HOMICIDE ATTORNEY IN PHOENIX, AZ

homicide attorney

Phoenix Murder and Homicide Attorney

Homicides are serious offenses with severe consequences. If you have been charged with a homicide offense in Phoenix, whether it is vehicular homicide or another type of murder case, you should contact an experienced Phoenix homicide attorney as soon as possible. Contact Ybarra Maldonado & Alagha Law Group today. After being charged with a violent crime, we have the expertise, abilities, and experience to successfully pursue the best possible outcome for you. Call our Phoenix criminal defense office today at 602-910-4040 or fill out our online intake form.

What Are the Different Types of Homicide?

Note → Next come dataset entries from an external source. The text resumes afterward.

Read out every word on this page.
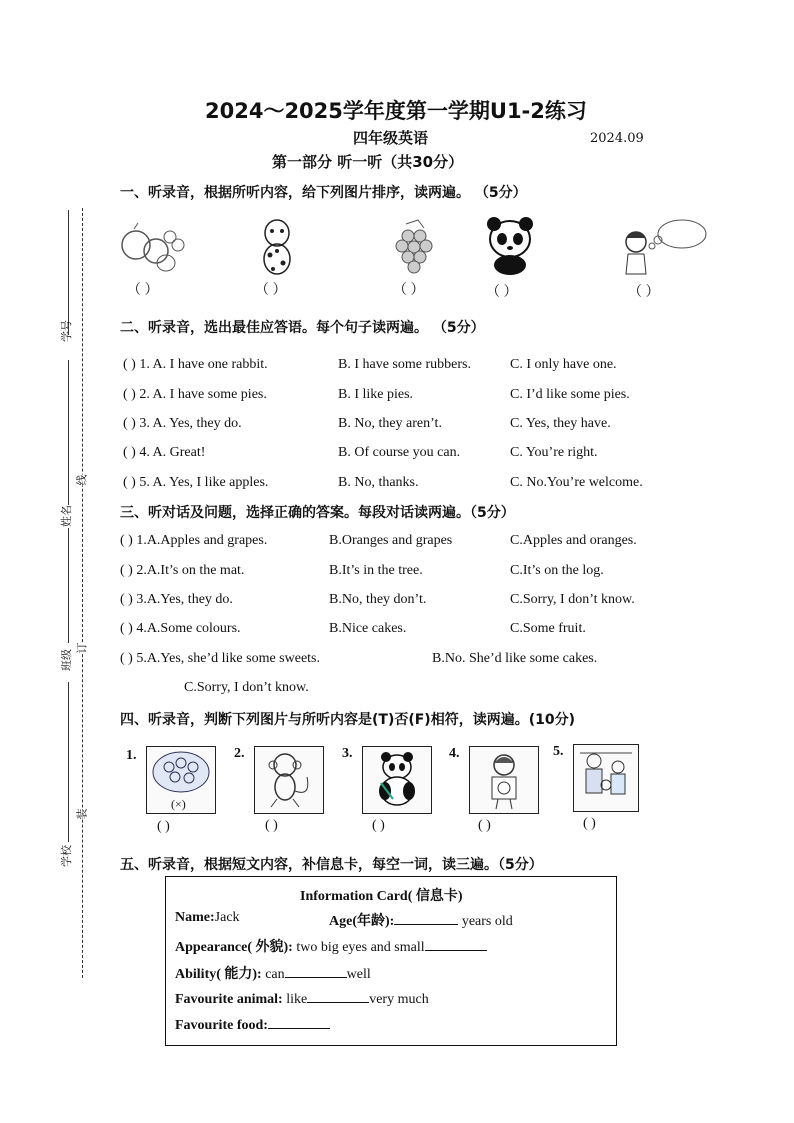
2024～2025学年度第一学期U1-2练习
四年级英语	2024.09
第一部分 听一听（共30分）
学号
姓名
班级
学校
线
订
装
一、听录音，根据所听内容，给下列图片排序，读两遍。 （5分）
（ ）	（ ）	（ ）	（ ）	（ ）
二、听录音，选出最佳应答语。每个句子读两遍。 （5分）
( ) 1. A. I have one rabbit.	B. I have some rubbers.	C. I only have one.
( ) 2. A. I have some pies.	B. I like pies.	C. I’d like some pies.
( ) 3. A. Yes, they do.	B. No, they aren’t.	C. Yes, they have.
( ) 4. A. Great!	B. Of course you can.	C. You’re right.
( ) 5. A. Yes, I like apples.	B. No, thanks.	C. No.You’re welcome.
三、听对话及问题，选择正确的答案。每段对话读两遍。（5分）
( ) 1.A.Apples and grapes.	B.Oranges and grapes	C.Apples and oranges.
( ) 2.A.It’s on the mat.	B.It’s in the tree.	C.It’s on the log.
( ) 3.A.Yes, they do.	B.No, they don’t.	C.Sorry, I don’t know.
( ) 4.A.Some colours.	B.Nice cakes.	C.Some fruit.
( ) 5.A.Yes, she’d like some sweets.	B.No. She’d like some cakes.
C.Sorry, I don’t know.
四、听录音，判断下列图片与所听内容是(T)否(F)相符，读两遍。(10分)
1.	2.	3.	4.	5.
(×)
( )	( )	( )	( )	( )
五、听录音，根据短文内容，补信息卡，每空一词，读三遍。（5分）
Information Card( 信息卡)
Name:Jack	Age(年龄):	years old
Appearance( 外貌): two big eyes and small
Ability( 能力): can	well
Favourite animal: like	very much
Favourite food:
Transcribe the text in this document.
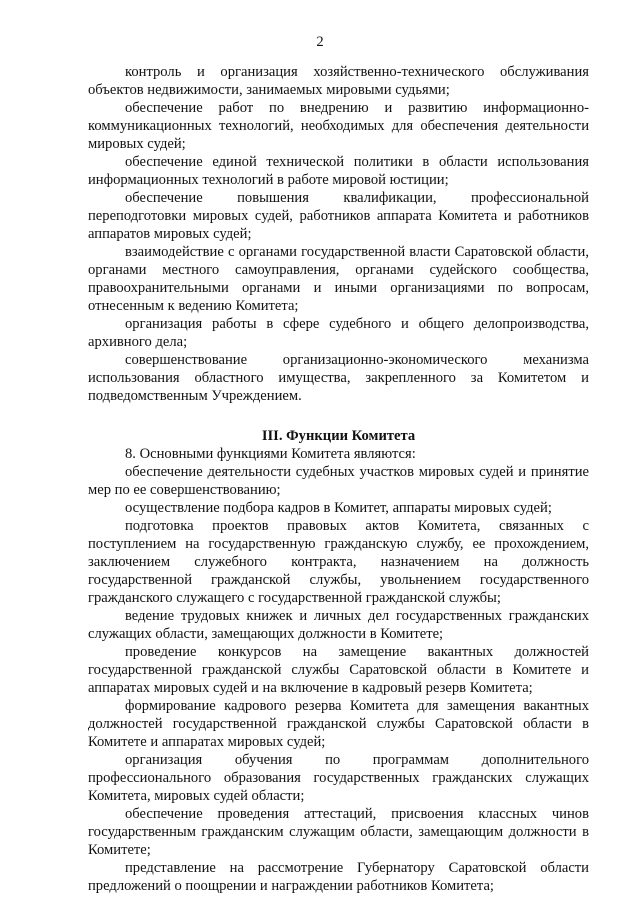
2

контроль и организация хозяйственно-технического обслуживания объектов недвижимости, занимаемых мировыми судьями;

обеспечение работ по внедрению и развитию информационно-коммуникационных технологий, необходимых для обеспечения деятельности мировых судей;

обеспечение единой технической политики в области использования информационных технологий в работе мировой юстиции;

обеспечение повышения квалификации, профессиональной переподготовки мировых судей, работников аппарата Комитета и работников аппаратов мировых судей;

взаимодействие с органами государственной власти Саратовской области, органами местного самоуправления, органами судейского сообщества, правоохранительными органами и иными организациями по вопросам, отнесенным к ведению Комитета;

организация работы в сфере судебного и общего делопроизводства, архивного дела;

совершенствование организационно-экономического механизма использования областного имущества, закрепленного за Комитетом и подведомственным Учреждением.

III. Функции Комитета

8. Основными функциями Комитета являются:

обеспечение деятельности судебных участков мировых судей и принятие мер по ее совершенствованию;

осуществление подбора кадров в Комитет, аппараты мировых судей;

подготовка проектов правовых актов Комитета, связанных с поступлением на государственную гражданскую службу, ее прохождением, заключением служебного контракта, назначением на должность государственной гражданской службы, увольнением государственного гражданского служащего с государственной гражданской службы;

ведение трудовых книжек и личных дел государственных гражданских служащих области, замещающих должности в Комитете;

проведение конкурсов на замещение вакантных должностей государственной гражданской службы Саратовской области в Комитете и аппаратах мировых судей и на включение в кадровый резерв Комитета;

формирование кадрового резерва Комитета для замещения вакантных должностей государственной гражданской службы Саратовской области в Комитете и аппаратах мировых судей;

организация обучения по программам дополнительного профессионального образования государственных гражданских служащих Комитета, мировых судей области;

обеспечение проведения аттестаций, присвоения классных чинов государственным гражданским служащим области, замещающим должности в Комитете;

представление на рассмотрение Губернатору Саратовской области предложений о поощрении и награждении работников Комитета;
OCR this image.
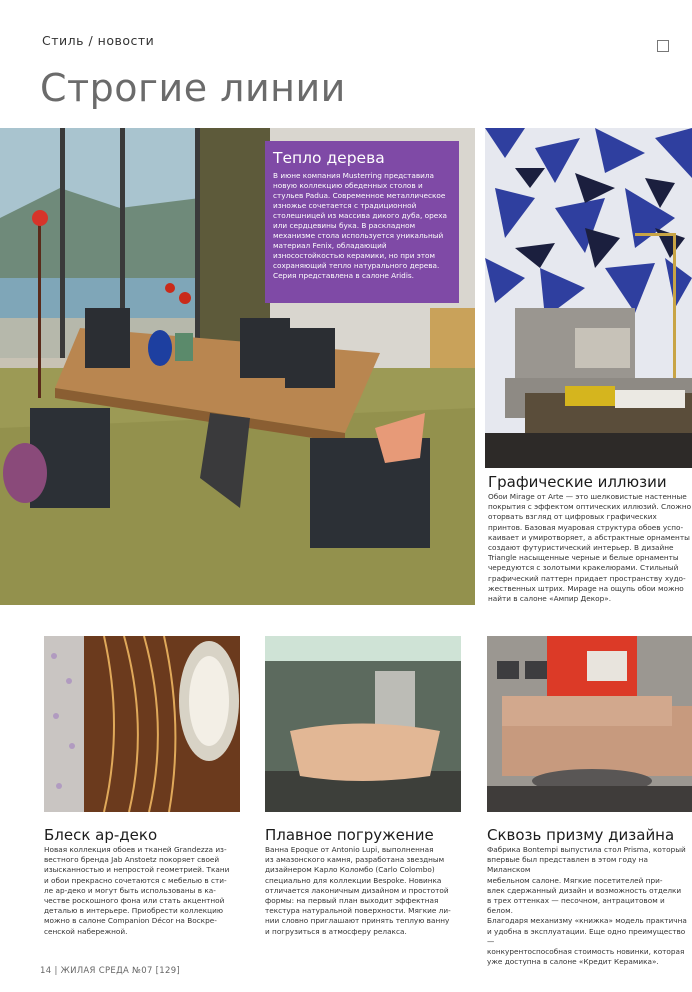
Стиль / новости
Строгие линии
Тепло дерева

В июне компания Musterring представила новую коллекцию обеденных столов и стульев Padua. Современное металлическое изножье сочетается с традиционной столешницей из массива дикого дуба, ореха или сердцевины бука. В раскладном механизме стола используется уникальный материал Fenix, обладающий износостойкостью керамики, но при этом сохраняющий тепло натурального дерева. Серия представлена в салоне Aridis.

Графические иллюзии
Обои Mirage от Arte — это шелковистые настенные
покрытия с эффектом оптических иллюзий. Сложно
оторвать взгляд от цифровых графических
принтов. Базовая муаровая структура обоев успо-
каивает и умиротворяет, а абстрактные орнаменты
создают футуристический интерьер. В дизайне
Triangle насыщенные черные и белые орнаменты
чередуются с золотыми кракелюрами. Стильный
графический паттерн придает пространству худо-
жественных штрих. Мирage на ощупь обои можно
найти в салоне «Ампир Декор».
Блеск ар-деко
Новая коллекция обоев и тканей Grandezza из-
вестного бренда Jab Anstoetz покоряет своей
изысканностью и непростой геометрией. Ткани
и обои прекрасно сочетаются с мебелью в сти-
ле ар-деко и могут быть использованы в ка-
честве роскошного фона или стать акцентной
деталью в интерьере. Приобрести коллекцию
можно в салоне Companion Décor на Воскре-
сенской набережной.
Плавное погружение
Ванна Epoque от Antonio Lupi, выполненная
из амазонского камня, разработана звездным
дизайнером Карло Коломбо (Carlo Colombo)
специально для коллекции Bespoke. Новинка
отличается лаконичным дизайном и простотой
формы: на первый план выходит эффектная
текстура натуральной поверхности. Мягкие ли-
нии словно приглашают принять теплую ванну
и погрузиться в атмосферу релакса.
Сквозь призму дизайна
Фабрика Bontempi выпустила стол Prisma, который
впервые был представлен в этом году на Миланском
мебельном салоне. Мягкие посетителей при-
влек сдержанный дизайн и возможность отделки
в трех оттенках — песочном, антрацитовом и белом.
Благодаря механизму «книжка» модель практична
и удобна в эксплуатации. Еще одно преимущество —
конкурентоспособная стоимость новинки, которая
уже доступна в салоне «Кредит Керамика».
14 | ЖИЛАЯ СРЕДА №07 [129]
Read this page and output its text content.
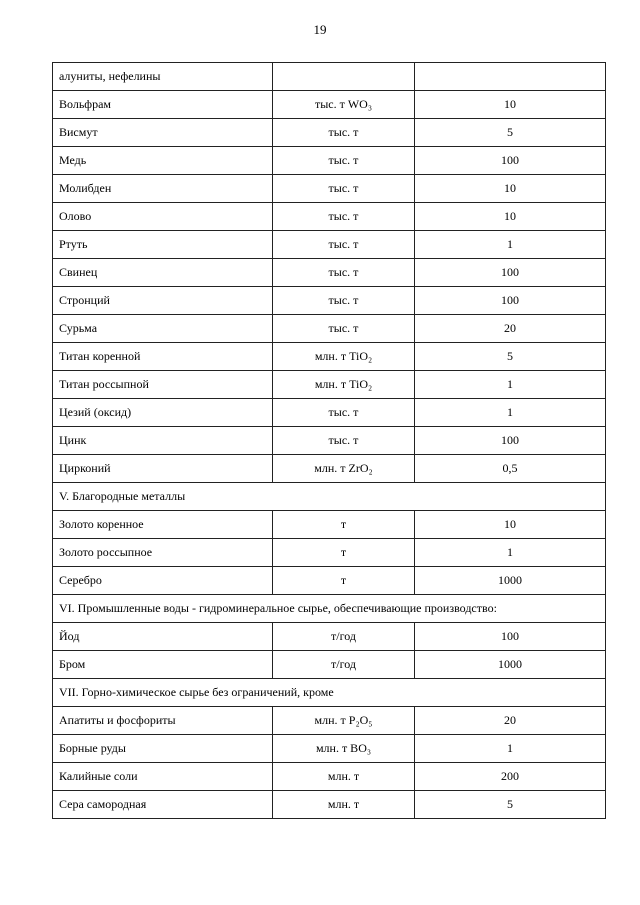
19
алуниты, нефелины		
Вольфрам	тыс. т WO₃	10
Висмут	тыс. т	5
Медь	тыс. т	100
Молибден	тыс. т	10
Олово	тыс. т	10
Ртуть	тыс. т	1
Свинец	тыс. т	100
Стронций	тыс. т	100
Сурьма	тыс. т	20
Титан коренной	млн. т TiO₂	5
Титан россыпной	млн. т TiO₂	1
Цезий (оксид)	тыс. т	1
Цинк	тыс. т	100
Цирконий	млн. т ZrO₂	0,5
V. Благородные металлы		
Золото коренное	т	10
Золото россыпное	т	1
Серебро	т	1000
VI. Промышленные воды - гидроминеральное сырье, обеспечивающие производство:		
Йод	т/год	100
Бром	т/год	1000
VII. Горно-химическое сырье без ограничений, кроме		
Апатиты и фосфориты	млн. т P₂O₅	20
Борные руды	млн. т BO₃	1
Калийные соли	млн. т	200
Сера самородная	млн. т	5
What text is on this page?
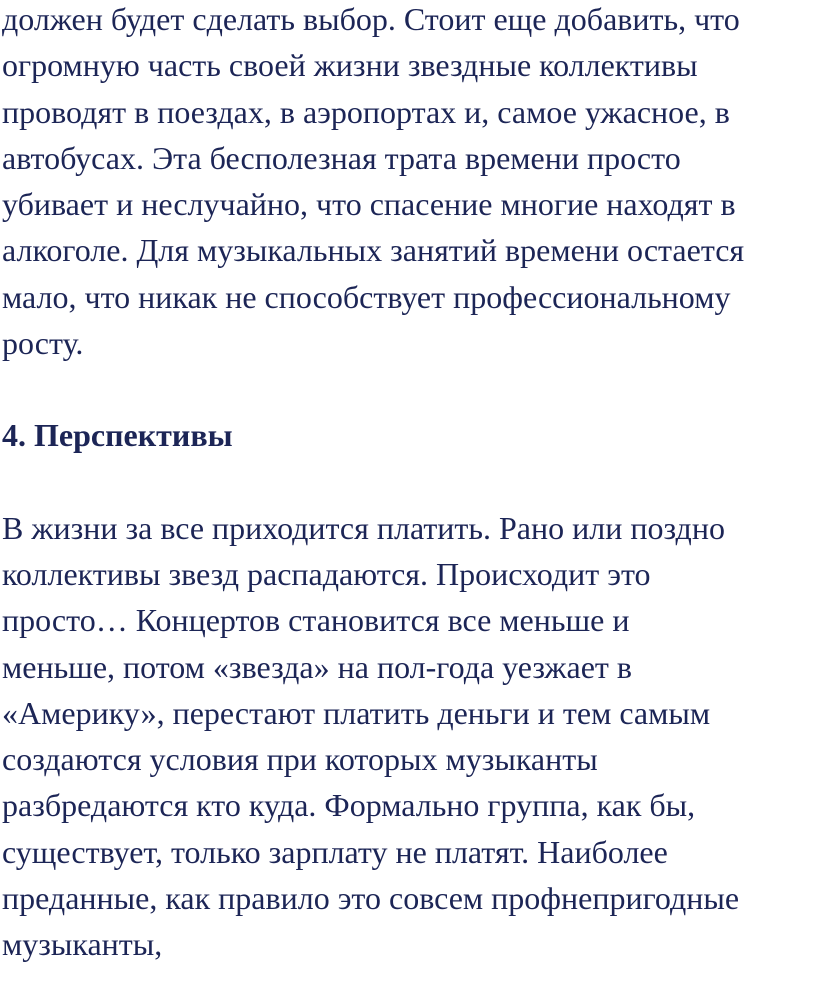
должен будет сделать выбор. Стоит еще добавить, что
огромную часть своей жизни звездные коллективы
проводят в поездах, в аэропортах и, самое ужасное, в
автобусах. Эта бесполезная трата времени просто
убивает и неслучайно, что спасение многие находят в
алкоголе. Для музыкальных занятий времени остается
мало, что никак не способствует профессиональному
росту.
4. Перспективы
В жизни за все приходится платить. Рано или поздно
коллективы звезд распадаются. Происходит это
просто… Концертов становится все меньше и
меньше, потом «звезда» на пол-года уезжает в
«Америку», перестают платить деньги и тем самым
создаются условия при которых музыканты
разбредаются кто куда. Формально группа, как бы,
существует, только зарплату не платят. Наиболее
преданные, как правило это совсем профнепригодные
музыканты,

Regardless of the outcome of the charges, homicide involves the taking of a human life. Each state in the U.S. has different types of classifications, but many share similarities. The four most common categories are as follows.
  • Negligent homicide: Negligent homicide is a kind of involuntary manslaughter under Arizona law, which is a lower offense than manslaughter or murder. If you inadvertently cause the death of another person due to criminal carelessness, you may be prosecuted with negligent homicide.
  • Manslaughter: According to Arizona law, manslaughter involves one of the following: recklessly causing the death of another person, intentionally killing someone in the heat of the moment or during a quarrel, or aiding another in committing suicide.
  • Second degree murder: Someone causes the death of another person with the intention of doing so, but without premeditation. A person acts in a way that exhibits a complete disregard for human life, or recklessly participates in behaviors that pose a considerable danger of death, resulting in the death of another person.
  • First degree murder: Someone has the intent to kill or is aware that their actions will result in death. They cause the death of another person or persons as a result of their activities. They planned the killing ahead of time.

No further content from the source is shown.